Related: Shell Preparing to Exit from Pakistan?

Comparing plastic roads to traditional ones reveals various benefits. They are renowned for having greater flexibility, greater durability, and a lifespan that is almost three times longer than that of normal roads. Additionally, the materials used to build conventional roads are frequently more expensive, whereas plastics may be acquired for a relatively low price, greatly lowering construction costs. The idea addresses the urgent social issue of plastic waste while also offering a sustainable solution.

Shell road

The freshly constructed road in Karachi was inaugurated by Waqar Siddiqui, Chief Executive and Managing Director of Shell Pakistan Limited, who also expressed his enthusiasm for the undertaking.
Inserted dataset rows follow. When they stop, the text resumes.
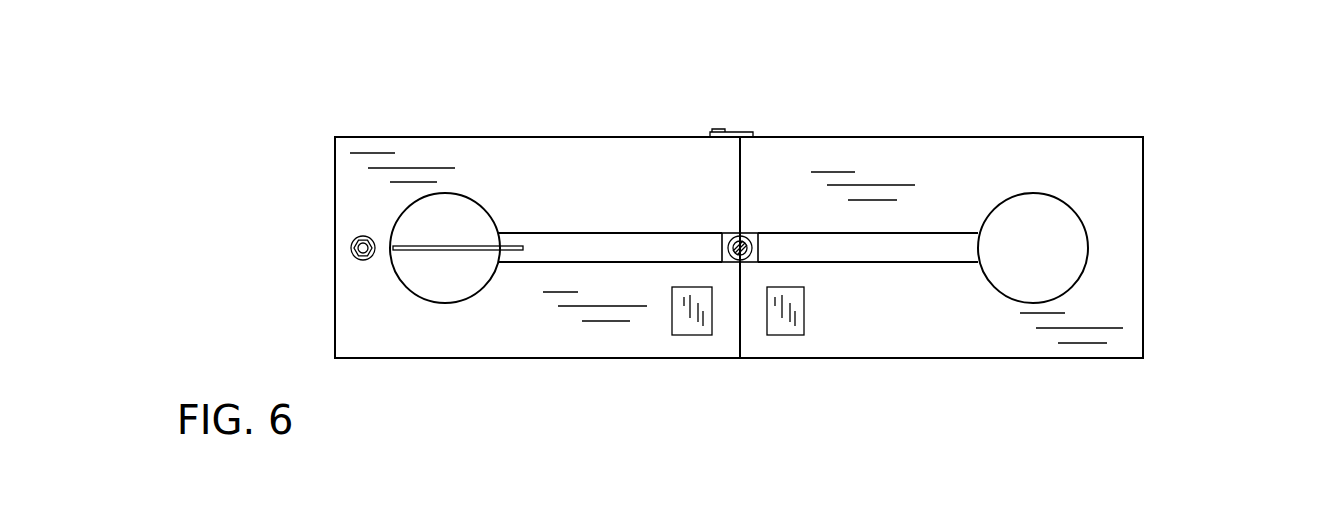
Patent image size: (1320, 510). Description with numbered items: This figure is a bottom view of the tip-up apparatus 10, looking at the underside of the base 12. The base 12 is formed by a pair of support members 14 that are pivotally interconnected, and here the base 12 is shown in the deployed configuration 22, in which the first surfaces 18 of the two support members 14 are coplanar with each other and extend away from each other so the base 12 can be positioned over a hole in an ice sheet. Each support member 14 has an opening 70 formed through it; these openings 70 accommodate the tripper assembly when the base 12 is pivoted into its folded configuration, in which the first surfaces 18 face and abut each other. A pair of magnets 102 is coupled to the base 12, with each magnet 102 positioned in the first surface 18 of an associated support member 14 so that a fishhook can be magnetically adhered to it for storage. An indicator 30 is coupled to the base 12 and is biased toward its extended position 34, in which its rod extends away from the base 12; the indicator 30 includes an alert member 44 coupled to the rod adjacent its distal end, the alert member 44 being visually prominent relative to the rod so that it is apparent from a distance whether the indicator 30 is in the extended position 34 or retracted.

The tip-up apparatus 10 is at (1120, 98).
The base 12 is at (598, 108).
The support members 14 is at (955, 167).
The first surface 18 is at (482, 335).
The deployed configuration 22 is at (1176, 313).
The indicator 30 is at (442, 214).
The extended position 34 is at (427, 283).
The alert member 44 is at (473, 248).
The opening 70 is at (590, 262).
The magnets 102 is at (690, 322).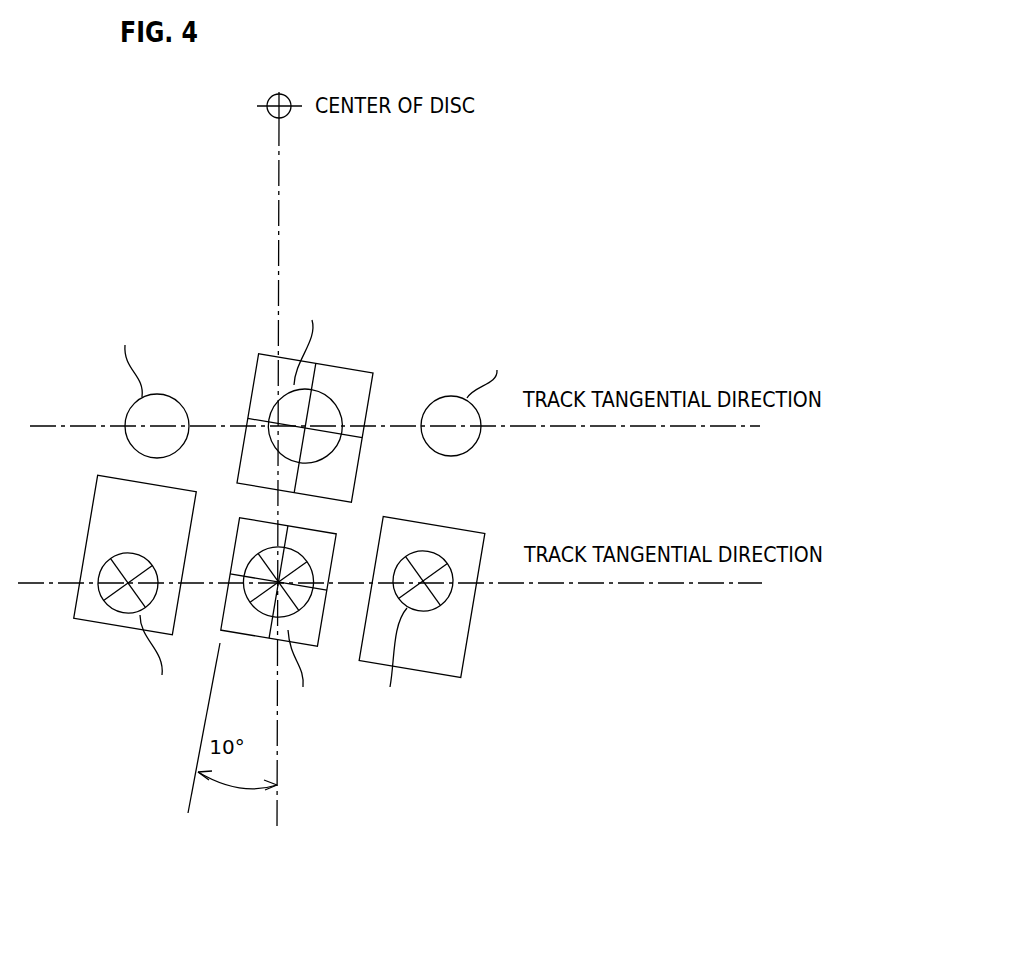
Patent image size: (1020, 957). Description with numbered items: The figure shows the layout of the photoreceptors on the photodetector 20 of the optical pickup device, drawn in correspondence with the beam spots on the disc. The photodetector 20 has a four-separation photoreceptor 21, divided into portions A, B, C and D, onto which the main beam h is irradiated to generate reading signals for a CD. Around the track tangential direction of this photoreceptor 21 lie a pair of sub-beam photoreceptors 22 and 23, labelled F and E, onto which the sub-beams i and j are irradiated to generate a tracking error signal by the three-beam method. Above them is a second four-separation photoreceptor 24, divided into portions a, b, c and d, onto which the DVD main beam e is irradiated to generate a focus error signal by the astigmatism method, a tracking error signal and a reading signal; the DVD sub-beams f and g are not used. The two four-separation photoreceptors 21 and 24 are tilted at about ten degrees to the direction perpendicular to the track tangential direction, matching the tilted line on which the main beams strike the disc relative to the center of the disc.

The photodetector 20 is at (160, 290).
The 4-separation photoreceptor 21 is at (303, 645).
The sub-beam photoreceptor 22 is at (112, 620).
The sub-beam photoreceptor 23 is at (455, 625).
The 4-separation photoreceptor 24 is at (340, 367).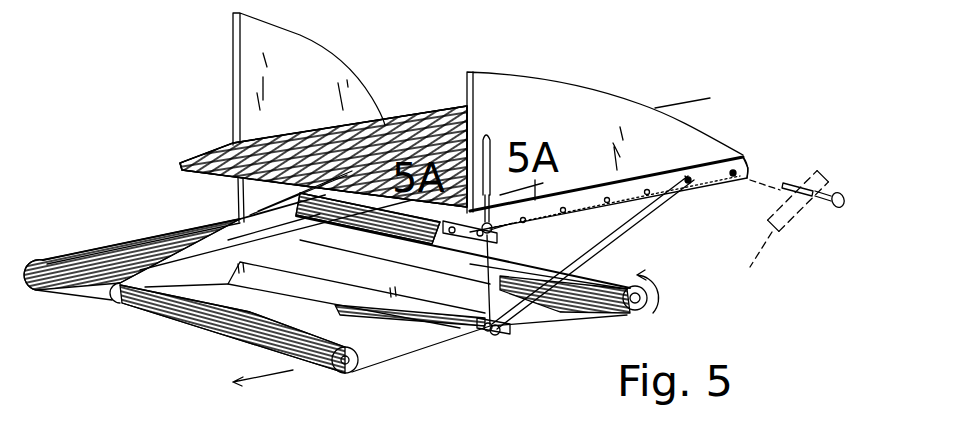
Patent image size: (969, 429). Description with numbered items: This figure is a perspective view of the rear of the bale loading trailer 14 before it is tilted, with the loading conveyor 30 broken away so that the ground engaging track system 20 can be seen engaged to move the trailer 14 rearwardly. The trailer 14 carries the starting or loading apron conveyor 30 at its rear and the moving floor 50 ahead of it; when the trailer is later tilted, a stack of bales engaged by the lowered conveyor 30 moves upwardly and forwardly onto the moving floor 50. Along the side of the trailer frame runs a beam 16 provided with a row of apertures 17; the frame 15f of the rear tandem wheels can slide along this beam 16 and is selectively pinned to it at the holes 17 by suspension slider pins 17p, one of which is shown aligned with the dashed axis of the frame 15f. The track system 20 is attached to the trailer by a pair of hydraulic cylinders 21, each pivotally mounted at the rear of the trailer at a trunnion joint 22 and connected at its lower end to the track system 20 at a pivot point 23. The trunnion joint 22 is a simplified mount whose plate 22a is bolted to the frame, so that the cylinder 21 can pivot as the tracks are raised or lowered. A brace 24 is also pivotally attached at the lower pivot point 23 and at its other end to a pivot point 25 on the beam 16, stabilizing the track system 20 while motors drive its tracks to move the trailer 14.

The trailer 14 is at (580, 92).
The frame of the tandem wheels 15f is at (748, 241).
The beam 16 is at (630, 183).
The apertures 17 is at (745, 155).
The suspension slider pin 17p is at (831, 202).
The ground engaging track system 20 is at (98, 305).
The hydraulic cylinder 21 is at (489, 138).
The trunnion joint 22 is at (505, 232).
The plate 22a is at (236, 399).
The pivot point 23 is at (480, 335).
The brace 24 is at (630, 232).
The pivot point 25 is at (680, 196).
The loading conveyor 30 is at (210, 150).
The moving floor 50 is at (370, 125).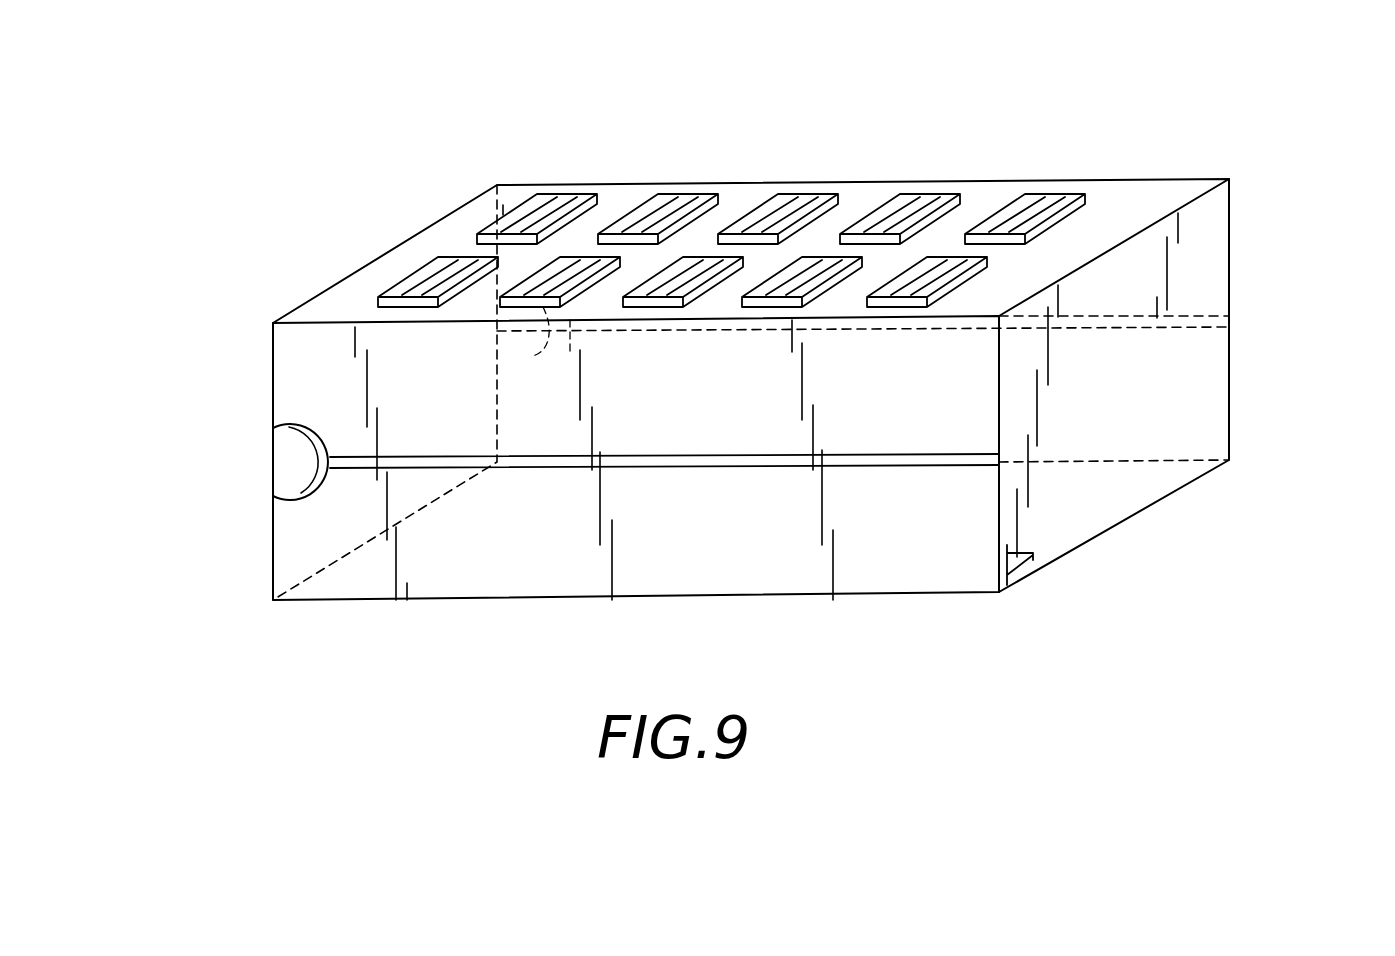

He said:

“This is the first time we have used our discarded lubricant bottles to make a road, and I’m amazed to see the result. This innovative method helps reduce plastic waste and can provide an environmentally friendly option for future infrastructure projects in Pakistan. Innovative solutions such as this need to be tried and tested, and I hope will be adopted to contribute to building a cleaner society.”